The Economics of Trauma: Naomi Klein on “Disaster Capitalism,” #2 of 3


This is the second of three consecutive posts with entries from my philosophical journal pertaining to Naomi Klein’s The Shock Doctrine.  The entry below was first written on the date indicated.


Tuesday, October 14, 2008

Klein, pp. 222ff, cites a speech American economist John Williamson gave at a by-invitation-only conference on January 13, 1993, in Washington, D. C., as the first time the transition was made from  the idea of economic “shock therapy” as a matter of the exploitation of crises when they occurred–exploitation of the “opportunities” crises afford for imposing otherwise unacceptable and impossible “neoliberal” [that is, “Chicago School”] economic reforms such as privatization, massive spending cuts on social programs, and deregulation–to a matter of actually engendering/fostering crises in order to introduce such reforms.

Either way, as with Bush after 9/11, it becomes the willful, manipulative, unconscionable exploitation of trauma by further traumatizing the already traumatized for one’s own, extrinsic ends.


Related is [Michel] Henry, again.  His Du communism au capitalism, p. 178, defines “the political” as the emergence of the notion of “une affair général” (his emphasis)–an ideal abstraction which then threatens always to set itself up as reality itself, imposed upon and without regard to the individual lives which alone give sense to the idea of the political  in the first place.  That occurs not just in the communist countries of the [former] East block, but also and especially at the heart of the very idea of democracy, as he goes on to articulate, culminating in this passage on p. 198:

In a democracy it is the people who govern.  Unfortunately the people does not exist:  it is no  more able to govern than to work a field or sow it with seeds.  The concept of democracy is thus a lure, the most extraordinary ever invented by men [les hommes] to abuse themselves or others.  That this lure rings like a bell before the stupefied regard of all nations that together make up Europe changes nothing of the ontological mystification on which it rests, but only makes it more dangerous.

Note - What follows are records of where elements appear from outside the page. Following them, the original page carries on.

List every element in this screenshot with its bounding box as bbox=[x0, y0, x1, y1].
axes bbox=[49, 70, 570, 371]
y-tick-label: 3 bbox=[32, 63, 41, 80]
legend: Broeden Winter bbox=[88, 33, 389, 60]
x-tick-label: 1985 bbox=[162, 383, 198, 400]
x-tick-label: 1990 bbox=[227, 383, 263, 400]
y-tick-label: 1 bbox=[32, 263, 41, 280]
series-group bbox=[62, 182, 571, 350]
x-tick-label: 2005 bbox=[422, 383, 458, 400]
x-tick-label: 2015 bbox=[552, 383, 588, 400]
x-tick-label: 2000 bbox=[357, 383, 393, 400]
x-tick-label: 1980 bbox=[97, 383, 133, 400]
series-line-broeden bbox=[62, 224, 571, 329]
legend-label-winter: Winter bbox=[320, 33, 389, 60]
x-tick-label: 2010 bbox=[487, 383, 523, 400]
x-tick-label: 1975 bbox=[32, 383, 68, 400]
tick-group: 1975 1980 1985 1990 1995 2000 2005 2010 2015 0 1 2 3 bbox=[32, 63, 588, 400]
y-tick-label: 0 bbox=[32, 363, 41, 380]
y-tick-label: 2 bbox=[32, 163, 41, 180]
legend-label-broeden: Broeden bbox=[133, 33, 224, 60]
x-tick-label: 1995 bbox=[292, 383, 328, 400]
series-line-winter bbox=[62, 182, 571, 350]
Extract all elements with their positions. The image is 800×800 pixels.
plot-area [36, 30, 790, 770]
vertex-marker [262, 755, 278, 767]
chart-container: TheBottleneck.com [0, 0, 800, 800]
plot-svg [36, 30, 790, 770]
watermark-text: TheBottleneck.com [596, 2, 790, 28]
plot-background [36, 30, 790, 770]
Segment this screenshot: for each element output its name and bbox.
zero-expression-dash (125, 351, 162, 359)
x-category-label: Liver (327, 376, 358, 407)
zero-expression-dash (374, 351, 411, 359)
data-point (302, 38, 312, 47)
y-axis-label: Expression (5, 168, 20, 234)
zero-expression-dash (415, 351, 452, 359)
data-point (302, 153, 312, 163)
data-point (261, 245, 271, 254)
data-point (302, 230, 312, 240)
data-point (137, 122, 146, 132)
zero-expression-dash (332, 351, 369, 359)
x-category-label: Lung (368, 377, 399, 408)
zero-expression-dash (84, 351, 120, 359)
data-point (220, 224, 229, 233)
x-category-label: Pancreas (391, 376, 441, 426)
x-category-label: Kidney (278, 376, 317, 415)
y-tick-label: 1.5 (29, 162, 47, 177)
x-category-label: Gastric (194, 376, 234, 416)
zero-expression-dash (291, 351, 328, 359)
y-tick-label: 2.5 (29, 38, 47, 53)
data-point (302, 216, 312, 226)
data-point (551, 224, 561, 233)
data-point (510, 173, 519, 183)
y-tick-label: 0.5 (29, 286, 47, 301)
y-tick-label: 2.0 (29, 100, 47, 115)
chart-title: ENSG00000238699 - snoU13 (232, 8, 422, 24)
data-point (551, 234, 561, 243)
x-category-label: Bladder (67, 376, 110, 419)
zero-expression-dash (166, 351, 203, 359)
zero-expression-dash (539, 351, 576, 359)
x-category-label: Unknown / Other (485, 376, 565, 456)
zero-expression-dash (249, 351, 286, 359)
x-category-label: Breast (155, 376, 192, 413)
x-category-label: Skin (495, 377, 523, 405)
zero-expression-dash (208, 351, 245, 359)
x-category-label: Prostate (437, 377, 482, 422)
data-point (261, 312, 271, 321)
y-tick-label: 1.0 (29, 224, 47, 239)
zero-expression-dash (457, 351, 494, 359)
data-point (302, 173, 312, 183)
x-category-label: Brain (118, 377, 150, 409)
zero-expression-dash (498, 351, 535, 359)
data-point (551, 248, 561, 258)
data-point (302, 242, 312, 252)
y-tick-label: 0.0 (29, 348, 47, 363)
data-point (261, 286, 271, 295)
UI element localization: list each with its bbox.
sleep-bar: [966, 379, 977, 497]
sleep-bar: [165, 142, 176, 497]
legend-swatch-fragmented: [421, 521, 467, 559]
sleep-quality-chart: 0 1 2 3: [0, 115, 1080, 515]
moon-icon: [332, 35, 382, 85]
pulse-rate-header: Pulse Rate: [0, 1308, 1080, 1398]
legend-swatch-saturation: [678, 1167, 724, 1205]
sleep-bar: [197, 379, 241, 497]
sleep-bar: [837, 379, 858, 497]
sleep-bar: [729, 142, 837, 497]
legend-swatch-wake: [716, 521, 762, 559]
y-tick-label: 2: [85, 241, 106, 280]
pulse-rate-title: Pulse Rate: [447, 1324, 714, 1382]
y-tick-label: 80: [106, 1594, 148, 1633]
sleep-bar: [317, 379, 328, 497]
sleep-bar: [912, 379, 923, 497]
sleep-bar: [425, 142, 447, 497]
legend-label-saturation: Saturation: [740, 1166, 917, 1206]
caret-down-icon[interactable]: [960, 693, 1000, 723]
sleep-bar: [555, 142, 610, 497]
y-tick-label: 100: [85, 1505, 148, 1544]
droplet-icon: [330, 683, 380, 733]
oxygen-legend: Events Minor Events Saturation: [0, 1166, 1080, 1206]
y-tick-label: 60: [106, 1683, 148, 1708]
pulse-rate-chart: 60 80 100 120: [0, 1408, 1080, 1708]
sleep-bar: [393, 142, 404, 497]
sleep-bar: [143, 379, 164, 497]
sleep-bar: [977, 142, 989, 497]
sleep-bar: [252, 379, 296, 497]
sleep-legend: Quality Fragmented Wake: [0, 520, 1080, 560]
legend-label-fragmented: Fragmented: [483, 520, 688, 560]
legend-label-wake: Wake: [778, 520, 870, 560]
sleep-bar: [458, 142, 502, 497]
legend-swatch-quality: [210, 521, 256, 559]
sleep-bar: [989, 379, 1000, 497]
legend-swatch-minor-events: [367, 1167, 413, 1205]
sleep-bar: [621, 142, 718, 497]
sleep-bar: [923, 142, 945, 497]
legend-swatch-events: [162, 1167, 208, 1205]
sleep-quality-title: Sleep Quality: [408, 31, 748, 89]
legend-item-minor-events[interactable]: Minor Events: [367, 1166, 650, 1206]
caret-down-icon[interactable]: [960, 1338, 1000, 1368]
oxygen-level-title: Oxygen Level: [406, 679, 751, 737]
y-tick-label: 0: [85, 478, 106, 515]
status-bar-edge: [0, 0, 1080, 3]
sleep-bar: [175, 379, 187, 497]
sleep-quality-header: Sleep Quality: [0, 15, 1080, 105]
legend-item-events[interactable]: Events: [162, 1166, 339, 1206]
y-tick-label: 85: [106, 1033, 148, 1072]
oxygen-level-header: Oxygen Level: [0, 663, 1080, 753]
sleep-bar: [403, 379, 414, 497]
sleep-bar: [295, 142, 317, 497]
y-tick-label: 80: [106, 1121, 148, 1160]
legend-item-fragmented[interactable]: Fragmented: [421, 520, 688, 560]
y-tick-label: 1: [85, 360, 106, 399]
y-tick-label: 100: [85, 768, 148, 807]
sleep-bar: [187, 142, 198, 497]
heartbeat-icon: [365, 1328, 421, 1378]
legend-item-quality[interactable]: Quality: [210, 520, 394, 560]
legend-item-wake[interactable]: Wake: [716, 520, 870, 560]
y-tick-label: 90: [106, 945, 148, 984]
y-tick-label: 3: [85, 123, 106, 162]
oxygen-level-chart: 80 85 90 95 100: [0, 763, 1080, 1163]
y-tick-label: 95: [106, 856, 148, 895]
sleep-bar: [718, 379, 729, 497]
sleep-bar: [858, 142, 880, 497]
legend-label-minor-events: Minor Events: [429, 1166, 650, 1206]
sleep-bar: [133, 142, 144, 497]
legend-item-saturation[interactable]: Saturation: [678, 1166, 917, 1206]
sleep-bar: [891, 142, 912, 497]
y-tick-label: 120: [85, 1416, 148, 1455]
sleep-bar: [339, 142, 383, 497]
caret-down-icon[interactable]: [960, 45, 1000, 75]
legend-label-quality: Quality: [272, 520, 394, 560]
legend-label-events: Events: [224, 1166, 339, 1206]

For Henry, given how he defines it, “the political” must  be subordinated to the life of individuals, whereas for, say, [Alain] Badiou, the formulation is nearly reversed, given Badiou’s very different way of using that term.  But behind that superficial, merely apparent disagreement, there is profound agreement, as there is of both with [Jacques] Rancière and with Klein’s analysis whereby the problem is formulated as the liberation of economics from politics and the substitution of the former for the latter in global capitalism.


Klein, p. 380:

Through all its various changes–the War on Terror, the war on radical Islam, the war against Islamofascism, the Third World War, the long war, the generational war–the basic shape of the conflict has remained unchanged.  It is limited by neither time nor space nor target.  From a military perspective, these sprawling and amorphous traits make the War on Terror an unwinnable proposition.  But from  an economic perspective, they make it an unbeatable one:  not a flash-in-the-pan war that could potentially be won but a new and  permanent fixture in the global economic architecture.

P. 39:

In the heat of the midterm elections in 2006 . . . , George W. Bush signed the Defense Authorization Act in a private Oval Office ceremony.  Tucked into its fourteen hundred pages is a rider that went unnoticed at the time.  It gave the president the power to declare martial law and “employ the armed forces, including the National Guard,” overriding the wishes of state governors, in the event of a “public emergency” in order to “restore public order” and “suppress” the  disorder.  That emergency could be a hurricane, a mass protest or a “public health emergency,” in which case the army would be used to impose quarantines and to safeguard vaccine supplies.  Before this act, the president had these marital powers only in the face of an insurrection.

Pp. 392-293:

As proto-disaster capitalists, the architects of the  War on Terror are part of a different breed of corporate-politicians from their predecessors, one for whom wars and other disasters are indeed ends in themselves. . . . That’s because what is unquestionably good for the bottom line of these [directly benefited] companies [such as Lockheed or Haliburton] is cataclysm–war, epidemics, natural disasters and resource shortages–which is why their  fortunes have improved dramatically since Bush took office.